High Flying Chariot

Located high in the night sky above the constellation of Orion is Auriga the Charioteer. Alpha Auriga or Capella shines at magnitude zero and at a declination of +44 degrees, is a circumpolar star for most of Canada. It never sets from northern latitudes of +46 degrees and higher. Capella is a yellow star with a spectral classification of G8 and a surface temperature slightly hotter than our sun (G2). Capella lies 43 light-years from us and has an extremely close yellow companion (G0) but a telescope will always show one single point of light. Within this system, Capella Aa measures 12 times and Capella Ab 9 times the width of our sun. These giants orbit each other in just 104 days at a separation of .72 astronomical unit or the distance between our sun and Venus.

Auriga fits perfectly on the winter Milky Way and is home to a few fantastic objects to both observe and photograph. Located towards the lower part of the asterism is the trio of open clusters labelled as M38 - the Starfish Cluster, M36 - the Pinwheel Cluster and my favourite M37 - the Salt and Pepper Cluster. Their population is around 100, 60 and 150 stars respectively and all reside about 4,500 light-years from us. Next time you look at these objects, their starlight left when the Pyramids were being built.

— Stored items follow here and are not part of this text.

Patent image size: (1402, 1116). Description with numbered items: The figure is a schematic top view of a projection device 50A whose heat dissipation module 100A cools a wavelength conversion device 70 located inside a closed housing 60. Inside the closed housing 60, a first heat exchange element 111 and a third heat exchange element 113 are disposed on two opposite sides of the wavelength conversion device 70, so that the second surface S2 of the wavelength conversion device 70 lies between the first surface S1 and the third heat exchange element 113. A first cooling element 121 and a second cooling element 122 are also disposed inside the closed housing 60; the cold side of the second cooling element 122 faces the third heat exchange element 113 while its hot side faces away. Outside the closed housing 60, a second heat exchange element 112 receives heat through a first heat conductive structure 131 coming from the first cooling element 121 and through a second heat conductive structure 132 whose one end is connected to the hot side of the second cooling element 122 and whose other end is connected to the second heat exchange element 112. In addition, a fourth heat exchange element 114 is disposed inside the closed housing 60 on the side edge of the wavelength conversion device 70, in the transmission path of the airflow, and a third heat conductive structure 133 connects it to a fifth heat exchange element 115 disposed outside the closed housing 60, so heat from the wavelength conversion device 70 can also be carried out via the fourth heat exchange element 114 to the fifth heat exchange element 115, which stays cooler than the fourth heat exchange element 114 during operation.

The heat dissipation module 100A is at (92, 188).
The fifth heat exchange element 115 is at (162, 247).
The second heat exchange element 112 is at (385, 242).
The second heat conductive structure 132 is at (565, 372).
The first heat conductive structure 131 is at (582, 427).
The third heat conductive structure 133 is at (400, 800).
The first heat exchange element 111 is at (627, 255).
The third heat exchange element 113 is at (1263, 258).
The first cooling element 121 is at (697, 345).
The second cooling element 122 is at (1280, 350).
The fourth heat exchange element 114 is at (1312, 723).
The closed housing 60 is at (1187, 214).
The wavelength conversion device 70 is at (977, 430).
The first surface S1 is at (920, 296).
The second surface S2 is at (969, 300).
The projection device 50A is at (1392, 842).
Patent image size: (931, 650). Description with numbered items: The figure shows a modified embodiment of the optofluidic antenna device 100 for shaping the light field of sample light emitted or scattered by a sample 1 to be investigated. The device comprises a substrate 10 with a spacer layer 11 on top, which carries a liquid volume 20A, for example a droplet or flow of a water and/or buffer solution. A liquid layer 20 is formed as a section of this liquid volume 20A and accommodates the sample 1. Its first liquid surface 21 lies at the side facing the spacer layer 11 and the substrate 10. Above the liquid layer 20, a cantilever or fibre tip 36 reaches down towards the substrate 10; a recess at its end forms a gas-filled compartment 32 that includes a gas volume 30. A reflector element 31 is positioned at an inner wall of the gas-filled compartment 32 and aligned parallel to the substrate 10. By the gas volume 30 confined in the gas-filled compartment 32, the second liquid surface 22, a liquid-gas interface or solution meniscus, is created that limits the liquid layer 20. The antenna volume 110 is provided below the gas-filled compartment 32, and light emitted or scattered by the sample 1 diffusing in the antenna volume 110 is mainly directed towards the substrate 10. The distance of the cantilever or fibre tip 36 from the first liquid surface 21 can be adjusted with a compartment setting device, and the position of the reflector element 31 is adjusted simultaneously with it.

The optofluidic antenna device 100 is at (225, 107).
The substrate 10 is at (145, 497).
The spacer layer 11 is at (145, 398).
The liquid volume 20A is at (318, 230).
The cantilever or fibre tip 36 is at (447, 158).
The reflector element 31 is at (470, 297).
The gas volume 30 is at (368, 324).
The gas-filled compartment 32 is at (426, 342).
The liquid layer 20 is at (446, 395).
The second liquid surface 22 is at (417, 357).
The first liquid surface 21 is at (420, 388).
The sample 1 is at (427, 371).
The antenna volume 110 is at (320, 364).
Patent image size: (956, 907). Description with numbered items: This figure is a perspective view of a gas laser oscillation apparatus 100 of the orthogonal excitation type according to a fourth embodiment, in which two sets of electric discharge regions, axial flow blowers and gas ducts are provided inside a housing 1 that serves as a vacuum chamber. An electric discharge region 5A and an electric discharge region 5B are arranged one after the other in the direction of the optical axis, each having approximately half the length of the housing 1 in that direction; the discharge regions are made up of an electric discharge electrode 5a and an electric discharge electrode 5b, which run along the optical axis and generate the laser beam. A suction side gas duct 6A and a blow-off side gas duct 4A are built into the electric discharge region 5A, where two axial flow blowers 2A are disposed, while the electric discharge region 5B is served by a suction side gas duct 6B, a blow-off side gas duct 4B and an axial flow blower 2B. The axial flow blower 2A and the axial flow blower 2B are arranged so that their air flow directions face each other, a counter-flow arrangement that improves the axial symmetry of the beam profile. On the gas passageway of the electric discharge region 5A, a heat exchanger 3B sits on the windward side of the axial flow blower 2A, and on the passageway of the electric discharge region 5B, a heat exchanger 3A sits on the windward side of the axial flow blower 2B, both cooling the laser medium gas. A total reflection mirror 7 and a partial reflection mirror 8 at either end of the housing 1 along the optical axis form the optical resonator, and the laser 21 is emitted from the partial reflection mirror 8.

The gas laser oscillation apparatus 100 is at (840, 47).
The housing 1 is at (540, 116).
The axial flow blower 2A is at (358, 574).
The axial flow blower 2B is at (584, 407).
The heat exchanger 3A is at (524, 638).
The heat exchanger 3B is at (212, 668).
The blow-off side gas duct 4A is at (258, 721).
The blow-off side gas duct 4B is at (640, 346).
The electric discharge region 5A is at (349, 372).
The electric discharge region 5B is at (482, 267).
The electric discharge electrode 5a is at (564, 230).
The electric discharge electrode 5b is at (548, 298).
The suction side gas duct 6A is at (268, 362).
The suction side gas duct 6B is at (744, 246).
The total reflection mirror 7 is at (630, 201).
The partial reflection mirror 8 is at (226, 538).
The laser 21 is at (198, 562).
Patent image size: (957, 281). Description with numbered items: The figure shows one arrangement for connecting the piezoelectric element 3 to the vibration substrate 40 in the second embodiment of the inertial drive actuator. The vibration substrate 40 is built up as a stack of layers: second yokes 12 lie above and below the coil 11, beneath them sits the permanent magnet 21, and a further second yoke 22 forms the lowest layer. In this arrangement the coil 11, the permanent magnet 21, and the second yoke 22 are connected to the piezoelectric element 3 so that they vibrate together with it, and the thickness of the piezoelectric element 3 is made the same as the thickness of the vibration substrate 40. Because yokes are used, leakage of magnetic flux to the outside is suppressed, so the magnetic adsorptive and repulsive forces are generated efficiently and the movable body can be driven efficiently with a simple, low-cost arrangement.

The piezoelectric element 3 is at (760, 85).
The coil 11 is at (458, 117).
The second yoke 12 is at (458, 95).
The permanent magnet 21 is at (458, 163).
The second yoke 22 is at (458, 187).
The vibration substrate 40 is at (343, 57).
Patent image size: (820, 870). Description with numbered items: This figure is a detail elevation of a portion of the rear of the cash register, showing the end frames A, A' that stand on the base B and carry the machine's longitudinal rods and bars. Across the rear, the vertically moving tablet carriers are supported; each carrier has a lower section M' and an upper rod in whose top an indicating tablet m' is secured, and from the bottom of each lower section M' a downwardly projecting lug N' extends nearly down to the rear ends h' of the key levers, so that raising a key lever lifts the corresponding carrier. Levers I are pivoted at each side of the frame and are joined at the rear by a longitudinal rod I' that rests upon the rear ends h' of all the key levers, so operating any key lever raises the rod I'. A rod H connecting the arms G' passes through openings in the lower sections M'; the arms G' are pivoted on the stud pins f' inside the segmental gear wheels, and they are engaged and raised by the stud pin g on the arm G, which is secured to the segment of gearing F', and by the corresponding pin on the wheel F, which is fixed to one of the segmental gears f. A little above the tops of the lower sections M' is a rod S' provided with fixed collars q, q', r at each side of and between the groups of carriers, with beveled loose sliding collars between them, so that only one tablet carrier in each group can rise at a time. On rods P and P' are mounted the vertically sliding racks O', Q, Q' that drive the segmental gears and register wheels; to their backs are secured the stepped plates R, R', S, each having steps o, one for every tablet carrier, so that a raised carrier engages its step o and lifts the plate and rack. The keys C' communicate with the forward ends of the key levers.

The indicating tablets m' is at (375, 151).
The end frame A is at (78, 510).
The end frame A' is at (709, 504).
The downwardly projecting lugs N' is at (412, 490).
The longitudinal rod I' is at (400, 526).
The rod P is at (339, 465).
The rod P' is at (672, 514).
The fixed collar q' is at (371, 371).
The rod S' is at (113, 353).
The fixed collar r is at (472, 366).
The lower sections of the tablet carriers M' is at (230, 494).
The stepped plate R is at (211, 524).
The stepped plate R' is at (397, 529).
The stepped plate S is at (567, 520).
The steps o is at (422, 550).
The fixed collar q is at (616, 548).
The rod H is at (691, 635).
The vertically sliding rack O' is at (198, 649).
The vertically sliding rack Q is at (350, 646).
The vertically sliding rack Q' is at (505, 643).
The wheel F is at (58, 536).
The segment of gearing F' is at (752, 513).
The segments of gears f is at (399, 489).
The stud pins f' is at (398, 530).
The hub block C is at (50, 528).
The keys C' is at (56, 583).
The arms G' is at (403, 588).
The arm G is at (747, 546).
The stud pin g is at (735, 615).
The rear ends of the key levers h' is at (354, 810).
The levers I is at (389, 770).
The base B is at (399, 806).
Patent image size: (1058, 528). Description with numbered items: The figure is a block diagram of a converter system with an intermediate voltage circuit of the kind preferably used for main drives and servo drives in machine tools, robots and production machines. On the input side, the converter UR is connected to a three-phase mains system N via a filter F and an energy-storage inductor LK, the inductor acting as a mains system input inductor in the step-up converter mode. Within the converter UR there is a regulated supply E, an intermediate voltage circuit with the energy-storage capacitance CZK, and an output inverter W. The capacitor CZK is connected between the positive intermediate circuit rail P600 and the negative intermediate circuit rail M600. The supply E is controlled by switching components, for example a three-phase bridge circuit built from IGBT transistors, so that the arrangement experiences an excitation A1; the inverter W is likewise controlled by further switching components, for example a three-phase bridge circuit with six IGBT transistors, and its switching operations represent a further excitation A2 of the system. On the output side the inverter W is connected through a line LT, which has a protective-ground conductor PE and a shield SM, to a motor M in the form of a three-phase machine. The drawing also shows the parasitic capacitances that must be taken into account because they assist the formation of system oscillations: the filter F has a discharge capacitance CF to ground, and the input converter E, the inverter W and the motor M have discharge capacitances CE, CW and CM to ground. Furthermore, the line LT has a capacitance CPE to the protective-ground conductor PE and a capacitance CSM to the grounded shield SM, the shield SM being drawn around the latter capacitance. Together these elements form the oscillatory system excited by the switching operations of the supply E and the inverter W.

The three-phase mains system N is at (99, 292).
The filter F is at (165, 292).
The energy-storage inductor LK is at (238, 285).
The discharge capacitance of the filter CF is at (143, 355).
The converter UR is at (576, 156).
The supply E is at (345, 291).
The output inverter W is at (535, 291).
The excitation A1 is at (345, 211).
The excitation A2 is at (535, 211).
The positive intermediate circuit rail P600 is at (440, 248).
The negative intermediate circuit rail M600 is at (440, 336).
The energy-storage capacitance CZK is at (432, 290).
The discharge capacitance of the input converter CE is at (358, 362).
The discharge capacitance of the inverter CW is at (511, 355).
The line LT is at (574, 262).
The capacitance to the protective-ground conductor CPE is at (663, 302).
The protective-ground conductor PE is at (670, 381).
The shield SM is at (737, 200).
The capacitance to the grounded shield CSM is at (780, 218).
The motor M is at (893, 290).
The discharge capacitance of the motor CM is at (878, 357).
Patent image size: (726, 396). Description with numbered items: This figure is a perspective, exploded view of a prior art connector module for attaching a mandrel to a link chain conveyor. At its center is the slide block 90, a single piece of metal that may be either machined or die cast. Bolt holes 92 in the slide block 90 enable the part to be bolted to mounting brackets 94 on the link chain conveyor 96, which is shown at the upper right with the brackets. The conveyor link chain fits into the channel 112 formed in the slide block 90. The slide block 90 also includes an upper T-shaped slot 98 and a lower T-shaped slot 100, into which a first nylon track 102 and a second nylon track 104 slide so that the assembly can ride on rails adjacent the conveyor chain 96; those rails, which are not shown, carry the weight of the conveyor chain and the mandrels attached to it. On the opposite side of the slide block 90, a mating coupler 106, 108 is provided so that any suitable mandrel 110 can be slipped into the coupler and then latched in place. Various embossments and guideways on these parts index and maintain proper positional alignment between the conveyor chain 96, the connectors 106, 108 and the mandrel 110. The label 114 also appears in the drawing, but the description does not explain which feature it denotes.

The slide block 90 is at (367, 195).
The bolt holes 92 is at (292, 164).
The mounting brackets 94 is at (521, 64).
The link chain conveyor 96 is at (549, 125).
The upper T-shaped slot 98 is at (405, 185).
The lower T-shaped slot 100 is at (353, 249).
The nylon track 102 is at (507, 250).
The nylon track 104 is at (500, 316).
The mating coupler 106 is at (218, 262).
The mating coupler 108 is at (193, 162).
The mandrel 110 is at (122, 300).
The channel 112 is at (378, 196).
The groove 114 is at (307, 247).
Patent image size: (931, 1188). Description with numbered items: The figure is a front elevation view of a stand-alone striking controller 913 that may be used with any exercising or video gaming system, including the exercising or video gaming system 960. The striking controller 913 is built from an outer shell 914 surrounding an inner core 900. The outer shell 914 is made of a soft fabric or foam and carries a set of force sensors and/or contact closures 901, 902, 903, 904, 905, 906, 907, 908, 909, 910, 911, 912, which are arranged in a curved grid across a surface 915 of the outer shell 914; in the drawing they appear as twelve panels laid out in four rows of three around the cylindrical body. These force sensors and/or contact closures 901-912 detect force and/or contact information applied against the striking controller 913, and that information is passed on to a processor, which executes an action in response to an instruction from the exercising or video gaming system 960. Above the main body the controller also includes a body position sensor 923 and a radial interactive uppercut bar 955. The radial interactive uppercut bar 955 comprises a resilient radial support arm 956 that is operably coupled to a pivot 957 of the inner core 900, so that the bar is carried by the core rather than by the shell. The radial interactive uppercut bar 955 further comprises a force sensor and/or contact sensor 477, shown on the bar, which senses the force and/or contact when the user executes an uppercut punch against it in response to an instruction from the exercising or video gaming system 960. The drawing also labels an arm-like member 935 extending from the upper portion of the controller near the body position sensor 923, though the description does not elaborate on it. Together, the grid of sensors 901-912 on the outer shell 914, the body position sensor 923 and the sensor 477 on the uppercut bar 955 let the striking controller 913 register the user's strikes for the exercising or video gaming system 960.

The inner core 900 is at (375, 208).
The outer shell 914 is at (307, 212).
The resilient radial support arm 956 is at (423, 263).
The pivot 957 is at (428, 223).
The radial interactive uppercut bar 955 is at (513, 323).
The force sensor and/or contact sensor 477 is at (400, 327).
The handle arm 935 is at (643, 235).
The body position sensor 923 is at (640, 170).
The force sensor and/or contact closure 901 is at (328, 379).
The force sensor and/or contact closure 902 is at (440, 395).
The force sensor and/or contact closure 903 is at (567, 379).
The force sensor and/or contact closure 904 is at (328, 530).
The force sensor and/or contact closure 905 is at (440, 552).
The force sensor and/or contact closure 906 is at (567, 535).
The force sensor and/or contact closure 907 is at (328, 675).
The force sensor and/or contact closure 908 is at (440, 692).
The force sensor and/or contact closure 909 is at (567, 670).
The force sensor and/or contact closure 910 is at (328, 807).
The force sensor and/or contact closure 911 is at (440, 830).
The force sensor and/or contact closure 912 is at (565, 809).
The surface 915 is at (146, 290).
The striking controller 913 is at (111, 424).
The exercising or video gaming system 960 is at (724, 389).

Throw into the mix IC 410 and you have a wonderful place to use your digital or CCD camera to take long-exposure images. IC 410 is an emission nebula spanning 100 light-years wide and lies some 1200 lights years away. Amongst the fine detail of stellar formation are two odd-looking squiggles called the tadpoles. Their appearance is a result of the stellar winds blowing from nearby NGC 1893.

For a challenge might I would like to suggest the combination of NGC 1931, IC417 and Sharpless 2-237. The group lies at a distance of approximately 10,000 light-years and measuring 3 arc minutes across. This is a combination of an emission and reflection nebula and is listed at magnitude 10.0. Another interesting object is the small but bright planetary nebula labelled IC 2149. At low power, it looks like a typical 11th magnitude sun but the nebulosity reveals itself in higher magnifications. IC 2149 is an estimated 5,200 light-years away.

Venus is located high in the western sky and sets around 8:40 pm local time at the beginning of February and an hour later at the end of the month. It will continue to climb the western sky until March 24 – when it reaches 46 degrees from the sun. Venus and the crescent moon will form a nice pairing on the nights of February 26 and 27. As for the other planets, you will have to wake up early to first catch Mars to the left of Antares. Both appear bright orange but Mars is slightly fainter. The red planet rises in the southeast just after 4 a.m. local time at the beginning of the month with Jupiter less than two hours after that and ending with Saturn crawling out of the solar glare some 40 minutes after Jupiter. The moon will occult Mars on the morning of February 18. In Ottawa, the sun will be five degrees above the horizon so places farther west will benefit from the darkness. The planet is also close to the Lagoon Nebula.

This month’s Full Snow Moon occurs on February 9 with New Moon (lunation 1202) on February 22.

Until next month, clear skies everyone.